La comunidad de Las Termas de Río Hondo despide hoy con profundo pesar a uno de sus ciudadanos más comprometidos y queridos: el Contador Emilio Flores. Su partida deja un vacío inmenso no solo en el ámbito profesional, sino fundamentalmente en el seno de la Iglesia y en la vida de cientos de jóvenes rurales que encontraron en su obra un futuro posible.
La vida de Emilio Flores estuvo indisolublemente ligada a la figura del sacerdote Rolando Nadeau, a quien consideraba «como un hermano»
Cautivado por las homilías de Nadeau, Flores no se limitó a ser un feligrés más; asumió el liderazgo como presidente del Consejo Parroquial y fue consagrado por el obispo Sueldo como ministro de la palabra y de la comunión en los años 80.

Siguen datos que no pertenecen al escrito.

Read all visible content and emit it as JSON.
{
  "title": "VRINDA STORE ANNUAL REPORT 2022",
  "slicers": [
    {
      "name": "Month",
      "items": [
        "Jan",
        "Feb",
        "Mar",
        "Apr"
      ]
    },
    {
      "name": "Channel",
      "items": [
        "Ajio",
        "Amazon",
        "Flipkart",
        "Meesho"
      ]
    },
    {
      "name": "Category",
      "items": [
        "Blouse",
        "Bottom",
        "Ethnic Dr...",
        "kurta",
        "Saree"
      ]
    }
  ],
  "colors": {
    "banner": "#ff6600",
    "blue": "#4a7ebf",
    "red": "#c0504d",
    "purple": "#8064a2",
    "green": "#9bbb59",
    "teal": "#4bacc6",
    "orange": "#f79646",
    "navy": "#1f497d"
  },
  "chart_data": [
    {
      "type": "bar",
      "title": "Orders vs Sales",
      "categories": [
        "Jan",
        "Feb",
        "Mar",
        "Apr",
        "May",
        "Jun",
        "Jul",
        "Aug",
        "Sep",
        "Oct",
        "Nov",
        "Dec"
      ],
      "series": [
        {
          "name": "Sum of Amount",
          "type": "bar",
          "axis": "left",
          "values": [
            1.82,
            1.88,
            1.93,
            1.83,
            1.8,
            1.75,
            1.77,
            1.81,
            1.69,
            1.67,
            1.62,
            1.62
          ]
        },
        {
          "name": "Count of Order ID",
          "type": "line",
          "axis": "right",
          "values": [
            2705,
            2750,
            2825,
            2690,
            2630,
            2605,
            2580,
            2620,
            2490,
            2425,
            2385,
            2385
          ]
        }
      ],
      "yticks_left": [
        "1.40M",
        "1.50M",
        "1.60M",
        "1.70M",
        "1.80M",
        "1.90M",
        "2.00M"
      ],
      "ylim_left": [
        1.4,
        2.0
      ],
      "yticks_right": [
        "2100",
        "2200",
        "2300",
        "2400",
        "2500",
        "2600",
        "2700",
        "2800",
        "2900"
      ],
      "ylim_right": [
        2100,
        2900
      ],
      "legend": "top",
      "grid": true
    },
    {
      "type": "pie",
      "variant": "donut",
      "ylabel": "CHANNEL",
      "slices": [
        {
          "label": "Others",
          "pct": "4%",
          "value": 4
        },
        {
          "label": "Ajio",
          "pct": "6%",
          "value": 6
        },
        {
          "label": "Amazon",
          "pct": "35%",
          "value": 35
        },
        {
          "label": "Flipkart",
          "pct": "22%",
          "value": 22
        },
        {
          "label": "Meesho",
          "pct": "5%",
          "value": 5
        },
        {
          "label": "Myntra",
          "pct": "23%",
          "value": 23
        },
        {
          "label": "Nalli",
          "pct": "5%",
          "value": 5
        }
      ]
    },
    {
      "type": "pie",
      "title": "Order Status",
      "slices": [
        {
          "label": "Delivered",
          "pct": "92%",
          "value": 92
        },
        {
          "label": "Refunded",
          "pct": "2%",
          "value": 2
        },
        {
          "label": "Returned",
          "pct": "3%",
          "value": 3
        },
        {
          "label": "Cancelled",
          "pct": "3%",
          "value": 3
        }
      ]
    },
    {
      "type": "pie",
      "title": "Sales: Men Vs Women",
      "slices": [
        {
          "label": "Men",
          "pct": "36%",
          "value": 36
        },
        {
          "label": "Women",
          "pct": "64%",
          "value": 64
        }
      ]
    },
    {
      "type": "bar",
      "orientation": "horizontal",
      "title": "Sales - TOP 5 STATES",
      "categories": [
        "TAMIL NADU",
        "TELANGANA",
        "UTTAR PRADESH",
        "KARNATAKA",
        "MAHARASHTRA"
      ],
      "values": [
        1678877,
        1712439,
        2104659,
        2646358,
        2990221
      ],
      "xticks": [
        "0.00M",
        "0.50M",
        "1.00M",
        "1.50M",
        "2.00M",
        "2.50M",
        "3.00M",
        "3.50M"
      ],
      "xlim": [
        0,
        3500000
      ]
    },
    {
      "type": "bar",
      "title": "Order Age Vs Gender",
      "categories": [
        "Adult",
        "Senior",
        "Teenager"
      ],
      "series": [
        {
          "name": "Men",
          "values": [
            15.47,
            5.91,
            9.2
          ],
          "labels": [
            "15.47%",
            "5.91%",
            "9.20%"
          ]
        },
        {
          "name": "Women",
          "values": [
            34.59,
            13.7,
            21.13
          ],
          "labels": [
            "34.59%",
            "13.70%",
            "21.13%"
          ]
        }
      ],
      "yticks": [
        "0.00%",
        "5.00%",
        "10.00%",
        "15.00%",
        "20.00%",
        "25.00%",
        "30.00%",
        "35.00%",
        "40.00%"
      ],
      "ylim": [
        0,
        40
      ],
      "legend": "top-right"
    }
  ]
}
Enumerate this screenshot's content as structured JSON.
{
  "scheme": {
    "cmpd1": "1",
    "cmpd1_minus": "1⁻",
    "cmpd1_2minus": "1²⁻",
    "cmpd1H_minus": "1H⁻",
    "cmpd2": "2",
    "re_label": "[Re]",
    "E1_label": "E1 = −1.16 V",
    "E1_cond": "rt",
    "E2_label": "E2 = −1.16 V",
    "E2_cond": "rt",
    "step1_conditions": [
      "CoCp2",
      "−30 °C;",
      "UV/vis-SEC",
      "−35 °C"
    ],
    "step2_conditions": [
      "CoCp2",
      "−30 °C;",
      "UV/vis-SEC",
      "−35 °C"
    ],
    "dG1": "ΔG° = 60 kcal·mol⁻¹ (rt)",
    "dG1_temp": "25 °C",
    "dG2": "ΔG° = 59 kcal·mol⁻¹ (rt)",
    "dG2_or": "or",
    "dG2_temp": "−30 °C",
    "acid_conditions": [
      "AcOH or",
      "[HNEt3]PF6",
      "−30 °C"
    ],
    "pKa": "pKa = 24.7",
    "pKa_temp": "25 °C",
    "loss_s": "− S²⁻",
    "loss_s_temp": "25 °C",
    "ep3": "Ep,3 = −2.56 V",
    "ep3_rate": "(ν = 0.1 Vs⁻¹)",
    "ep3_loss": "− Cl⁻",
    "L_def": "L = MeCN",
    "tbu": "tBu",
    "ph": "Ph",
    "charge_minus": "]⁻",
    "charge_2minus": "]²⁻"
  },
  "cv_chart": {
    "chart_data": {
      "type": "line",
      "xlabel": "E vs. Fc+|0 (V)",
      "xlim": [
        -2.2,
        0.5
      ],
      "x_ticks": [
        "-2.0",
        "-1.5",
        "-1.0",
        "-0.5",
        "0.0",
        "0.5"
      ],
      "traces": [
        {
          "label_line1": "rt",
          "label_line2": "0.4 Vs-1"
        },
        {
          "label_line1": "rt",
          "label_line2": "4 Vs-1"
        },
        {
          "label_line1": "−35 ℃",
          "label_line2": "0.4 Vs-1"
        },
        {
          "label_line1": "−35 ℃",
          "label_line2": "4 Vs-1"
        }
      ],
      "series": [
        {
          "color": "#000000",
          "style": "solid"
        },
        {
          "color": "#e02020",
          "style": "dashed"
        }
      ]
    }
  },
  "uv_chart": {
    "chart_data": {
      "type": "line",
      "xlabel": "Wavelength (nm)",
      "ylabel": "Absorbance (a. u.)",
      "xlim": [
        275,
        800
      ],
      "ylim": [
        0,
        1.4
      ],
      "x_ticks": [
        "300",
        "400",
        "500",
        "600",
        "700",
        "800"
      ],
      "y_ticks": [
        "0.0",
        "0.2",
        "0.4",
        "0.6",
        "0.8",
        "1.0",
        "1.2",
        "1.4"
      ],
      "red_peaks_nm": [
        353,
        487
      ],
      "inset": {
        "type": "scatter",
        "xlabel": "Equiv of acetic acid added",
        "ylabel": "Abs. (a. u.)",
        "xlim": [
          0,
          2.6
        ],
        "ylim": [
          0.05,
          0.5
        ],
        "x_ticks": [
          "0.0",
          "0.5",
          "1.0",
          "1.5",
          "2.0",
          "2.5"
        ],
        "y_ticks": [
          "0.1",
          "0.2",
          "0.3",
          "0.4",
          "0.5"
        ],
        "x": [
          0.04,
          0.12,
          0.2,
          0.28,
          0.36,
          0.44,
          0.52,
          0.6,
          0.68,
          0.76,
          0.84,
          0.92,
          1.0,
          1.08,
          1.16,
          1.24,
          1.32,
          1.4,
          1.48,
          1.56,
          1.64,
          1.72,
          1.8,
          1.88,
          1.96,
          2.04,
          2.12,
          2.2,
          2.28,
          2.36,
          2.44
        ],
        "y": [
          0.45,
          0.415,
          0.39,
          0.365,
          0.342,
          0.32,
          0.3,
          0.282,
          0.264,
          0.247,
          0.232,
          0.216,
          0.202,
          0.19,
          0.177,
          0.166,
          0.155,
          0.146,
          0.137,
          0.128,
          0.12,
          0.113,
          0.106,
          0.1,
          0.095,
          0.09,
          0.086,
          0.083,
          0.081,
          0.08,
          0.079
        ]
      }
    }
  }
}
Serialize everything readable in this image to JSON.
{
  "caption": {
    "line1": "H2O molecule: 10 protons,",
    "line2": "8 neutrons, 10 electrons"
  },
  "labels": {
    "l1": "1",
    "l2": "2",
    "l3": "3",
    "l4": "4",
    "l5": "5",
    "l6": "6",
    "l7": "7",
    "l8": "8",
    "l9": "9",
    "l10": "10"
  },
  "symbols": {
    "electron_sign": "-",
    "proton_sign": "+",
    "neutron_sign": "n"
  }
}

Juntos, contador y sacerdote, recorrieron los rincones más remotos del departamento en una camioneta, sorteando senderos para llevar la palabra de Dios y celebrar misa incluso bajo la sombra de un algarrobo», como lo comentó en una entrevista al programa Miradas hace algunos años
Sin dudas que uno de los logros más significativos de su trayectoria fue la creación del Albergue Parroquial. Flores fue pieza clave en la gestión del edificio donado por Micaela Marengo, defendiendo el proyecto de destinarlo específicamente a los niños del «monte adentro» que no tenían acceso a la educación por las distancias.
También siempre fue recordado por sus ex alumnos de la Escuela de Comercio donde se desempeñó varios años.
Más allá de su aporte técnico preparando legajos de alumnos, Flores asumió un rol paternal: cada jueves brindaba charlas a los residentes como un «padre de familia», complementando la formación espiritual que Nadeau impartía los martes.
A pesar de sus múltiples ocupaciones en su estudio privado, fue el contador de los Misioneros de La Salette en Argentina y Bolivia, y miembro del Consejo Económico de la congregación con sede en Córdoba.
Un hombre de familia y convicciones En sus últimos años, aunque disminuyó su ritmo de actividad eclesiástica para disfrutar de sus nietos, nunca abandonó sus convicciones
Emilio Flores se va dejando una impronta imborrable, no solo por haber sido el administrador de los recursos materiales de la Iglesia, sino por haber sido un constructor de esperanzas. Como él mismo expresó en vida, sentía la satisfacción de haber dejado un «rastro»
, una huella que hoy la comunidad de Las Termas honra con gratitud y silencio.